Единственный врач на всю округу находился за много верст от Березова, да и возможности послать за ним у семьи не было, не говоря уже о том, чтобы заплатить за его услуги. И потому девочек лечила сама Мария Александровна: травяными отварами, взятыми у местной знахарки, да жаркими молитвами Николаю Угоднику, которые бывшая графиня неустанно бормотала днем и ночью.

Когда девочки, наконец, пошли на поправку, у графини прибавилась новая беда: она стала замечать, как её муж постепенно впадает в отчаяние и опускает руки, теряя волю к жизни.

Павел Николаевич винил себя в том, что он довёл семью до такого падения. Ссылка представлялась ему концом жизни, после которого сам смысл существования был потерян.
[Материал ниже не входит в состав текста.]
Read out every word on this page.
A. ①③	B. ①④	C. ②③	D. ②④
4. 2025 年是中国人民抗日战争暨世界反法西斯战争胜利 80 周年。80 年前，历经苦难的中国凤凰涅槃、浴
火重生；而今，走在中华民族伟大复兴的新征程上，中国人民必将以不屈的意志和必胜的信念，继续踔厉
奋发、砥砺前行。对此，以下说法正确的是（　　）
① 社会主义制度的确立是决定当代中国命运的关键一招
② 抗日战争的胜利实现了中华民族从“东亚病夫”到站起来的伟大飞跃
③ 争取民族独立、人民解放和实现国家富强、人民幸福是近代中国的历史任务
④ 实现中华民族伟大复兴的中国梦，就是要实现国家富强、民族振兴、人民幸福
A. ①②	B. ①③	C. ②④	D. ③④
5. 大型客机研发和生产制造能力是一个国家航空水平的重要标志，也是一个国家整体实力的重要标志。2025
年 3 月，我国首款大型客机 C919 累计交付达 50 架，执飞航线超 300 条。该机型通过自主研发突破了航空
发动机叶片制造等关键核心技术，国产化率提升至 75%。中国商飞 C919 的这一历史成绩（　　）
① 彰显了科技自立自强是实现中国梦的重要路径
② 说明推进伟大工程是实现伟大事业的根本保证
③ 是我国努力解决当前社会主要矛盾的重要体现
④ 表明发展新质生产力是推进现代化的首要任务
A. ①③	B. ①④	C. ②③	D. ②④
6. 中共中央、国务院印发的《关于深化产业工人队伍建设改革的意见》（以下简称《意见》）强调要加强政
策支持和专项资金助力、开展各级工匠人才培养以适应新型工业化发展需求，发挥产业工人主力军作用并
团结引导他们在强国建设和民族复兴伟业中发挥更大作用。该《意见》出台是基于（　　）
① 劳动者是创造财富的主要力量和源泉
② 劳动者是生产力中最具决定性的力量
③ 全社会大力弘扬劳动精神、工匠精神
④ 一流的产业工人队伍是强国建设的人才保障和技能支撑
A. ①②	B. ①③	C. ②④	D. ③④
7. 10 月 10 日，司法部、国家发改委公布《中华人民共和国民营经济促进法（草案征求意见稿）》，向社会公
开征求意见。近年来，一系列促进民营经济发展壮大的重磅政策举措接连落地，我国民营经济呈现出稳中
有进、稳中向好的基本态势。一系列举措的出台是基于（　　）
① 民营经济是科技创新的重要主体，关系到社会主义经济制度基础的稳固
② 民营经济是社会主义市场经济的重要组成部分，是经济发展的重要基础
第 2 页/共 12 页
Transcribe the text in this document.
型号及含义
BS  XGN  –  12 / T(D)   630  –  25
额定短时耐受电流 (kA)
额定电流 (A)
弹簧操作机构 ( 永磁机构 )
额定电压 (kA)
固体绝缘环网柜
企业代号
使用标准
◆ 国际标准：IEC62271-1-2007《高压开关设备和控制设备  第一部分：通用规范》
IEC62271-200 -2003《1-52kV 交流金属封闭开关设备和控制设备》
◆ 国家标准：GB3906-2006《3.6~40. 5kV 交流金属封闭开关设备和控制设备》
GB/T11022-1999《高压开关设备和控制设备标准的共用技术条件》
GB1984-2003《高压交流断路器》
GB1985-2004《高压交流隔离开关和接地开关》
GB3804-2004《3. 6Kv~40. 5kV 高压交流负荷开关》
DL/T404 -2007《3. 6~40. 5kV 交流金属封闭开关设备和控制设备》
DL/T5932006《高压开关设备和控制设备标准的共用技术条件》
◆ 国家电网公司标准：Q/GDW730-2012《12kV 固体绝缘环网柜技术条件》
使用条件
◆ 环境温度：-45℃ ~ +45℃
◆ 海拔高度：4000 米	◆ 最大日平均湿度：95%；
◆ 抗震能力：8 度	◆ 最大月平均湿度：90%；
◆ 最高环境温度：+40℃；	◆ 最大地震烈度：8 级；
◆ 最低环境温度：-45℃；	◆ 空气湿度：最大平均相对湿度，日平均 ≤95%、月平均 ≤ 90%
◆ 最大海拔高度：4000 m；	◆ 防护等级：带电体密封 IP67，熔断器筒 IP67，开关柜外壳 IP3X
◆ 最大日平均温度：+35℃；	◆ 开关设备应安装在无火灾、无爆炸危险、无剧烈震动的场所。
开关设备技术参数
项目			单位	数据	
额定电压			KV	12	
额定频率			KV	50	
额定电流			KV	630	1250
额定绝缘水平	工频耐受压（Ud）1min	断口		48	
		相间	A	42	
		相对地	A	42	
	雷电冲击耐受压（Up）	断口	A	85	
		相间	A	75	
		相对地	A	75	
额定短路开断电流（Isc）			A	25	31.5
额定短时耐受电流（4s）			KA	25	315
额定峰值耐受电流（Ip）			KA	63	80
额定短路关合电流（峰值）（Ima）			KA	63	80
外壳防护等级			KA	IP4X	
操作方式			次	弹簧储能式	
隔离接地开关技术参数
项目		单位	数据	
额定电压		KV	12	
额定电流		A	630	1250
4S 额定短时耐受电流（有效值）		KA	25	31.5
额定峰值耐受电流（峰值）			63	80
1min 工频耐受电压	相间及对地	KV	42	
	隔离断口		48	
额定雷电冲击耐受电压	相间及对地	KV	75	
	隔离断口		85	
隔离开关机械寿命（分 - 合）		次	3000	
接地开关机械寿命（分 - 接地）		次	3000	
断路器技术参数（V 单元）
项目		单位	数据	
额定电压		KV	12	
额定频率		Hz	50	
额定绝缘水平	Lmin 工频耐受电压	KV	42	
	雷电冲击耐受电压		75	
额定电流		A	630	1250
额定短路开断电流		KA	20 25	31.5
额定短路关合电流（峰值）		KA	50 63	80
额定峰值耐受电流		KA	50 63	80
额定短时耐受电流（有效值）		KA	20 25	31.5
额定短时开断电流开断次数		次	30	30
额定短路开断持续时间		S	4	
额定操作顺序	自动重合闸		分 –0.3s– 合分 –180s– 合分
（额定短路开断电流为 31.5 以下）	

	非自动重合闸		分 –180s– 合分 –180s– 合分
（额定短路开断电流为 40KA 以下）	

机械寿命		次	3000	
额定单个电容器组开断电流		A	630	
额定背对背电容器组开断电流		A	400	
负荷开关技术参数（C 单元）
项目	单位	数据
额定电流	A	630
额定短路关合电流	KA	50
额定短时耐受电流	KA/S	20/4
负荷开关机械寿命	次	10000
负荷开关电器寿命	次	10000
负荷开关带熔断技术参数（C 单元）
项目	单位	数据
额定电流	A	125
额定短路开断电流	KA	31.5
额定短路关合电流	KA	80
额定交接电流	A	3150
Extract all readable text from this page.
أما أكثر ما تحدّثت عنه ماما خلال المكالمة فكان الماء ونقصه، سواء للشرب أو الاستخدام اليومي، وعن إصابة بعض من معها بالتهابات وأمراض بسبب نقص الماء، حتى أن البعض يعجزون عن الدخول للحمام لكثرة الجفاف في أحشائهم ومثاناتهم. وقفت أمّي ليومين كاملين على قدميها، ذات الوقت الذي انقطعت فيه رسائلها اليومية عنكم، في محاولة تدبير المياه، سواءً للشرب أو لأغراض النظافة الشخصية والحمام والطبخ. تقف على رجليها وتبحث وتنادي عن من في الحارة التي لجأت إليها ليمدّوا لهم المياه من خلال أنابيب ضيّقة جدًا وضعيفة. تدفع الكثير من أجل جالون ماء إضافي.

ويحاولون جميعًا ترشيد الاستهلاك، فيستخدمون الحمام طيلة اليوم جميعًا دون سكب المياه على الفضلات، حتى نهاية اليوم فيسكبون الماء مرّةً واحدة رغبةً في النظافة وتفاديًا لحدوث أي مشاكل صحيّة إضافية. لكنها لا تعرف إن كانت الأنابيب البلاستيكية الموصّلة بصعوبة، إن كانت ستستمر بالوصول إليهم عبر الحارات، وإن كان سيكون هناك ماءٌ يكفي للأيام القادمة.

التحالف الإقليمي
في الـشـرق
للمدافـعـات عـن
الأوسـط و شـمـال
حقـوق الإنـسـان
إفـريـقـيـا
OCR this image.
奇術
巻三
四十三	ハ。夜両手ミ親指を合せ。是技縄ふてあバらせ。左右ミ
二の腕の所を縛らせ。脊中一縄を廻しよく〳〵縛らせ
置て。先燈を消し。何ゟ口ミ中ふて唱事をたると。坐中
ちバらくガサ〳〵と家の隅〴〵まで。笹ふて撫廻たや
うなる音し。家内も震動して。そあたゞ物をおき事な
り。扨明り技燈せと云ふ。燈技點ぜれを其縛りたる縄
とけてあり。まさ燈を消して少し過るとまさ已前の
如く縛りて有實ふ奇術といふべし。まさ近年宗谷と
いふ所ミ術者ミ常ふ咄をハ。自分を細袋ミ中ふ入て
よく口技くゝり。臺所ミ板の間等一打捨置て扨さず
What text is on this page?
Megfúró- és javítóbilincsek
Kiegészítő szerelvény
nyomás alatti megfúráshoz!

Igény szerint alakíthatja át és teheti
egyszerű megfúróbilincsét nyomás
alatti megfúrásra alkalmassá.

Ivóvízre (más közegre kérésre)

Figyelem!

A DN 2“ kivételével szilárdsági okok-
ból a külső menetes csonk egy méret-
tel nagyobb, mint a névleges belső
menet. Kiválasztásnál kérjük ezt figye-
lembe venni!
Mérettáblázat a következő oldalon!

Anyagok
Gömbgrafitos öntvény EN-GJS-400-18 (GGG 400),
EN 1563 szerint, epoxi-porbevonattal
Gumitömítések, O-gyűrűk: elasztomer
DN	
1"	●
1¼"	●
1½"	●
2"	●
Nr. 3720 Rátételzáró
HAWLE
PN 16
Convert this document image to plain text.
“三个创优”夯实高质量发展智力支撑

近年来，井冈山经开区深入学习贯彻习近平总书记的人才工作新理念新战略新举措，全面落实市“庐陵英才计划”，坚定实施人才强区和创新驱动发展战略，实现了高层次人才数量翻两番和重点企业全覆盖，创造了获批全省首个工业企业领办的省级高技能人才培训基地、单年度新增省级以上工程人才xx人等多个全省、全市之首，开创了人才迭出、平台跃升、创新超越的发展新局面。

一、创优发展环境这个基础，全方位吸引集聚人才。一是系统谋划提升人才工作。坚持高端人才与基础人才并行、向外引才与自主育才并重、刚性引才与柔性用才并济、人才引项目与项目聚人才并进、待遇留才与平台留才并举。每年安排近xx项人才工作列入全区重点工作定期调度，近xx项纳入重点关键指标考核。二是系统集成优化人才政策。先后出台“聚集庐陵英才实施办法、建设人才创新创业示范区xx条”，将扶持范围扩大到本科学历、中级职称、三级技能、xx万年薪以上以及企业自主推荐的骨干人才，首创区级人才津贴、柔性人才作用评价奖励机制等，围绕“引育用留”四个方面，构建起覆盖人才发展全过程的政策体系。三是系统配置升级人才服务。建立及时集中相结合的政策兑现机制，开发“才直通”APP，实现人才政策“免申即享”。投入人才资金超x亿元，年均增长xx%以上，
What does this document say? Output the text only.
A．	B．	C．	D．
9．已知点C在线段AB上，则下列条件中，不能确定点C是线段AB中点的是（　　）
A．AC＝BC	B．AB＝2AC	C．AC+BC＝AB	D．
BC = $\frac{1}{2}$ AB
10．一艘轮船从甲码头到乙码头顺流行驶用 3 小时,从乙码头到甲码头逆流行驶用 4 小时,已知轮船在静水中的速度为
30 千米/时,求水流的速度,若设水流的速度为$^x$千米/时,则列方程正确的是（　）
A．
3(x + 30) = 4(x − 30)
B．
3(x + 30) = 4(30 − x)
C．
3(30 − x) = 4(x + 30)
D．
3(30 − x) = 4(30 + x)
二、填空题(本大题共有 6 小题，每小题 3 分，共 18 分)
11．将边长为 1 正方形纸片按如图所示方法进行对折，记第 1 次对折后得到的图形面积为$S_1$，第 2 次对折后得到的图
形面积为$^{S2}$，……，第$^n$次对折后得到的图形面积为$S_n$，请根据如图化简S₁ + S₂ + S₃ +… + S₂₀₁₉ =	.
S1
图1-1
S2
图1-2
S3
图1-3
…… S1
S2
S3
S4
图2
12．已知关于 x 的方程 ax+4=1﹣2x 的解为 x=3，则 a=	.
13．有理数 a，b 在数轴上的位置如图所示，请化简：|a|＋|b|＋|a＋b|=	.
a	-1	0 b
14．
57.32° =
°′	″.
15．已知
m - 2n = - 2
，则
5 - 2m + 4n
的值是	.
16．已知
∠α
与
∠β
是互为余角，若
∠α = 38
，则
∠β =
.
Он не мог смотреть в глаза жене и детям, вынужденным питаться черным хлебом и пустой кашей, не мог объяснить маленьким дочкам, почему у них теперь нет игрушек, шелковых платьев и любимых пирожных, и почему они никогда не вернутся в Петербург.

Потеря положения, привычного с рождения образа жизни, окружения, тяжело сказалась на Павле Николаевиче. Он стал быстро угасать и вскоре слег под внезапным натиском оспы.

Опасаясь заразить детей, Мария Александровна, на время болезни отца, поселила их в домике священника, а сама преданно ухаживала за любимым мужем, хотя и сама рисковала подхватить заразу. Графиня оставалась верна своему долгу и любви.

Он сгорел быстро, буквально за две недели, словно душа, измученная лишениями и муками совести, не желала задерживаться в теле. В последний день перед кончиной граф велел жене позвать к его ложу сына, Александра. Хоть Мария Александровна и опасалась, что юноша может заразиться опасной болезнью, однако отказать в последней просьбе умирающему супругу не посмела.

Вскоре высокий, темноволосый юноша, бледный от горя, перешагнул порог дома и с опаской приблизился к ложу отца. Александр едва узнал его: это землистое, испещренное глубокими морщинами лицо, покрытое язвами, впалые щёки, заострившийся нос никак не могли принадлежать его отцу! Граф Бутурлин всегда слыл красавцем и любимцем дам, его озорная улыбка и глубокий, волнующий голос покорили не одно женское сердце, а его супруге стоили многих ночей переживаний и мук ревности.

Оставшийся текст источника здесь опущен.